Julianne Holloway, an associate professor of chemical engineering at Arizona State University, will begin a three-year term as Secretary in 2025, succeeding MaryKathryn Lee, retired Senior Chemical Engineer at ExxonMobil Corporate Research.

Newly elected members of the AIChE Board of Directors include Stephen P. Beaudoin, Professor at Purdue University’s Davidson School of Chemical Engineering; Jerry Forest, process safety improvement consultant at Jerry Forest, LLC; Raymond Rooks, a principal engineer at AVN Corporation; and Frank van Lier, retired Global Senior Director of Process Technology at The Lubrizol Corporation. The directors will serve three-year terms.

Joseph D. Smith holds a PhD in chemical engineering from Brigham Young University, where he was an American Western University Fellow at Los Alamos National Laboratory. He has held faculty positions at Tennessee Technological University, the University of Michigan, and the University of Illinois Urbana-Champaign. As the founding Wayne and Gayle Laufer Endowed Energy Chair at Missouri University of Science and Technology, he led the Energy Research and Development Center and founded the Small Nuclear Modular Reactor Research and Development Consortium.

Dr. Smith has published more than 80 papers and holds 12 patents. He authored the textbook Computational Fluid Dynamics for the Chemical and Petrochemical Process Industries and contributed chapters to Encyclopedia of Renewable Energy Engineering; Densification Impact on Raw, Chemically and Thermally Pretreated Biomass: Physical Properties and Biofuels Production; The John Zink Combustion Handbook; The Industrial Burner Handbook; and Perry’s Chemical Engineering Handbook (9th Edition).

With over 30 years of experience in the chemical and petrochemical industries, Dr.

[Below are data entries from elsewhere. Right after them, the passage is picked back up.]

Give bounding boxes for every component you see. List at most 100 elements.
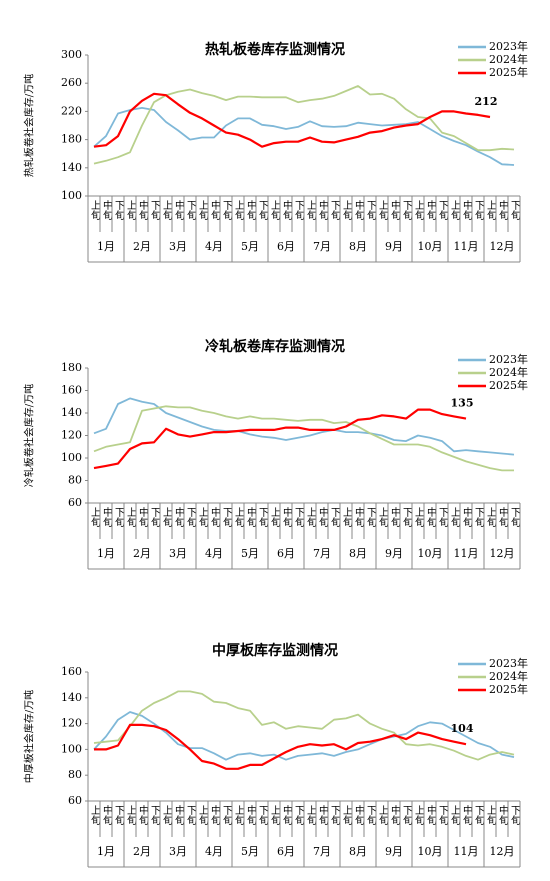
y-axis-label: 热轧板卷社会库存/万吨 [23, 74, 36, 177]
series-line [93, 711, 515, 761]
x-tick-label: 下旬 [509, 200, 521, 221]
x-tick-label: 上旬 [449, 507, 461, 528]
x-tick-label: 中旬 [425, 804, 437, 826]
x-tick-label: 上旬 [377, 805, 389, 826]
x-tick-label: 下旬 [149, 200, 161, 221]
x-tick-label: 中旬 [425, 506, 437, 528]
y-tick-label: 80 [68, 474, 82, 487]
x-tick-label: 下旬 [401, 200, 413, 221]
x-tick-label: 下旬 [293, 507, 305, 528]
x-tick-label: 上旬 [233, 200, 245, 221]
x-tick-label: 中旬 [209, 804, 221, 826]
y-tick-label: 60 [68, 496, 82, 509]
x-tick-label: 下旬 [293, 805, 305, 826]
x-tick-label: 上旬 [89, 805, 101, 826]
x-tick-label: 上旬 [341, 507, 353, 528]
x-tick-label: 中旬 [137, 506, 149, 528]
x-tick-label: 中旬 [353, 506, 365, 528]
x-tick-label: 中旬 [137, 199, 149, 221]
month-label: 3月 [169, 845, 187, 858]
x-tick-label: 上旬 [197, 200, 209, 221]
x-tick-label: 上旬 [125, 507, 137, 528]
x-tick-label: 上旬 [197, 507, 209, 528]
x-tick-label: 下旬 [221, 805, 233, 826]
x-tick-label: 上旬 [449, 200, 461, 221]
series-line [94, 723, 467, 770]
month-label: 4月 [205, 240, 223, 253]
x-tick-label: 下旬 [113, 507, 125, 528]
month-label: 3月 [169, 547, 187, 560]
month-label: 4月 [205, 845, 223, 858]
month-label: 2月 [133, 547, 151, 560]
month-label: 11月 [454, 547, 479, 560]
x-tick-label: 下旬 [473, 200, 485, 221]
x-tick-label: 上旬 [269, 805, 281, 826]
month-label: 6月 [277, 240, 295, 253]
month-label: 2月 [133, 845, 151, 858]
x-tick-label: 上旬 [269, 200, 281, 221]
x-tick-label: 下旬 [365, 507, 377, 528]
x-tick-label: 中旬 [353, 804, 365, 826]
x-tick-label: 中旬 [497, 804, 509, 826]
x-tick-label: 上旬 [449, 805, 461, 826]
month-label: 12月 [490, 845, 515, 858]
month-label: 9月 [385, 547, 403, 560]
month-label: 11月 [454, 845, 479, 858]
x-tick-label: 上旬 [485, 805, 497, 826]
series-line [93, 690, 515, 761]
x-tick-label: 下旬 [185, 200, 197, 221]
month-label: 9月 [385, 240, 403, 253]
y-tick-label: 180 [61, 133, 82, 146]
month-label: 10月 [418, 240, 443, 253]
x-tick-label: 下旬 [437, 200, 449, 221]
month-label: 7月 [313, 240, 331, 253]
x-tick-label: 下旬 [185, 507, 197, 528]
legend-label: 2024年 [489, 669, 528, 683]
x-tick-label: 中旬 [101, 506, 113, 528]
y-tick-label: 60 [68, 794, 82, 807]
x-tick-label: 下旬 [293, 200, 305, 221]
annotation: 212 [475, 95, 498, 108]
x-tick-label: 下旬 [473, 507, 485, 528]
y-tick-label: 160 [61, 384, 82, 397]
y-tick-label: 140 [61, 406, 82, 419]
x-tick-label: 下旬 [149, 507, 161, 528]
y-tick-label: 140 [61, 691, 82, 704]
month-label: 11月 [454, 240, 479, 253]
x-tick-label: 中旬 [281, 199, 293, 221]
x-tick-label: 上旬 [305, 200, 317, 221]
month-label: 1月 [97, 845, 115, 858]
x-tick-label: 中旬 [137, 804, 149, 826]
legend-label: 2023年 [489, 39, 528, 53]
month-label: 6月 [277, 845, 295, 858]
x-tick-label: 上旬 [125, 200, 137, 221]
x-tick-label: 上旬 [233, 805, 245, 826]
x-tick-label: 上旬 [413, 200, 425, 221]
month-label: 5月 [241, 845, 259, 858]
x-tick-label: 下旬 [365, 200, 377, 221]
x-tick-label: 中旬 [245, 199, 257, 221]
month-label: 8月 [349, 845, 367, 858]
legend-label: 2025年 [489, 378, 528, 392]
series-line [93, 397, 515, 456]
legend-label: 2023年 [489, 656, 528, 670]
x-tick-label: 下旬 [329, 805, 341, 826]
x-tick-label: 中旬 [389, 804, 401, 826]
month-label: 9月 [385, 845, 403, 858]
x-tick-label: 中旬 [173, 199, 185, 221]
x-tick-label: 中旬 [497, 199, 509, 221]
month-label: 1月 [97, 547, 115, 560]
x-tick-label: 中旬 [281, 506, 293, 528]
month-label: 1月 [97, 240, 115, 253]
series-line [93, 405, 514, 472]
month-label: 5月 [241, 240, 259, 253]
x-tick-label: 下旬 [185, 805, 197, 826]
x-tick-label: 上旬 [89, 507, 101, 528]
x-tick-label: 中旬 [173, 804, 185, 826]
y-tick-label: 180 [61, 361, 82, 374]
x-tick-label: 中旬 [461, 506, 473, 528]
x-tick-label: 中旬 [209, 199, 221, 221]
x-tick-label: 下旬 [509, 507, 521, 528]
month-label: 3月 [169, 240, 187, 253]
x-tick-label: 中旬 [389, 506, 401, 528]
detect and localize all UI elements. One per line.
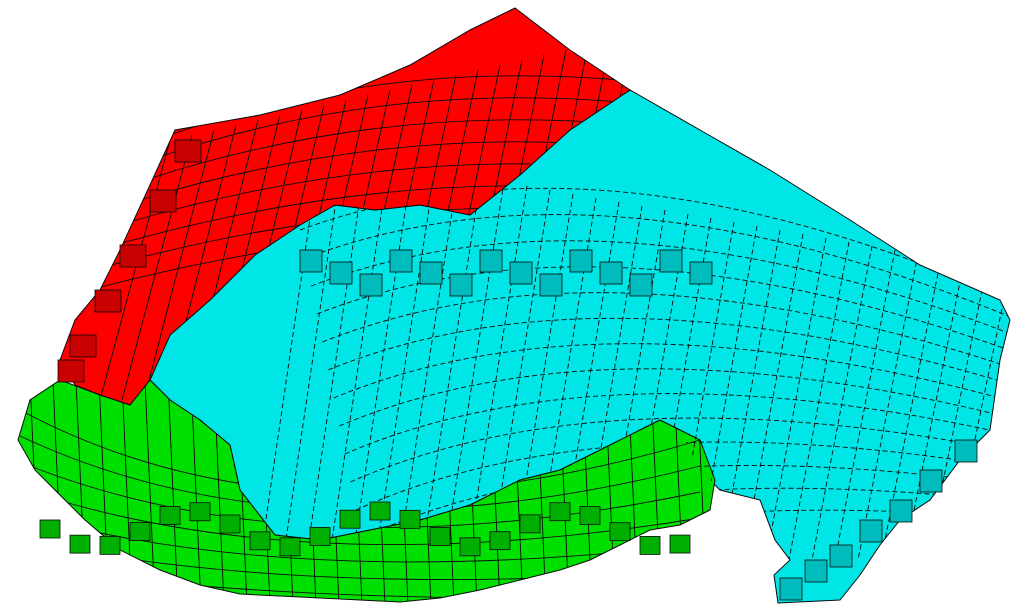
mesh-edge — [351, 165, 413, 561]
mesh-edge — [99, 139, 171, 401]
mesh-cell-face — [889, 499, 913, 523]
mesh-cell-face — [39, 519, 61, 539]
mesh-cell-face — [489, 531, 511, 551]
mesh-cell-face — [219, 514, 241, 534]
mesh-edge — [333, 343, 1010, 402]
mesh-edge — [328, 161, 390, 561]
mesh-cell-face — [459, 537, 481, 557]
mesh-cell-face — [919, 469, 943, 493]
mesh-edge — [604, 209, 666, 561]
mesh-step-blocks — [39, 139, 978, 601]
mesh-cell-face — [669, 534, 691, 554]
mesh-cell-face — [689, 261, 713, 285]
mesh-cell-face — [279, 537, 301, 557]
mesh-edge — [857, 253, 919, 561]
mesh-edge — [903, 261, 965, 561]
mesh-edge — [259, 149, 321, 561]
mesh-edge — [143, 129, 215, 401]
mesh-edge — [673, 221, 735, 561]
mesh-cell-face — [359, 273, 383, 297]
mesh-edge — [344, 393, 1010, 455]
mesh-cell-face — [639, 536, 661, 555]
mesh-cell-face — [829, 544, 853, 568]
mesh-edge — [121, 134, 193, 401]
mesh-cell-face — [129, 522, 151, 541]
mesh-cell-face — [579, 506, 601, 525]
mesh-cell-face — [629, 273, 653, 297]
mesh-cell-face — [419, 261, 443, 285]
mesh-edge — [305, 214, 1010, 318]
mesh-edge — [466, 185, 528, 561]
mesh-edge — [282, 153, 344, 561]
mesh-cell-face — [599, 261, 623, 285]
mesh-cell-face — [339, 509, 361, 529]
mesh-edge — [147, 119, 621, 180]
mesh-edge — [350, 417, 1010, 483]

Smith contributed to the development of the LGTI Coal Gasifier at Dow Chemical Company, still operational in Wabash, Indiana. He has held positions as Corporate Director of Process Development for Cabot Corporation, Director of Flare Technology for the John Zink Company, and Group Leader at Idaho National Laboratory. He currently serves as an expert witness in gas flares and hydrocarbon processing. Dr. Smith is also a serial entrepreneur, having founded and led three startup companies.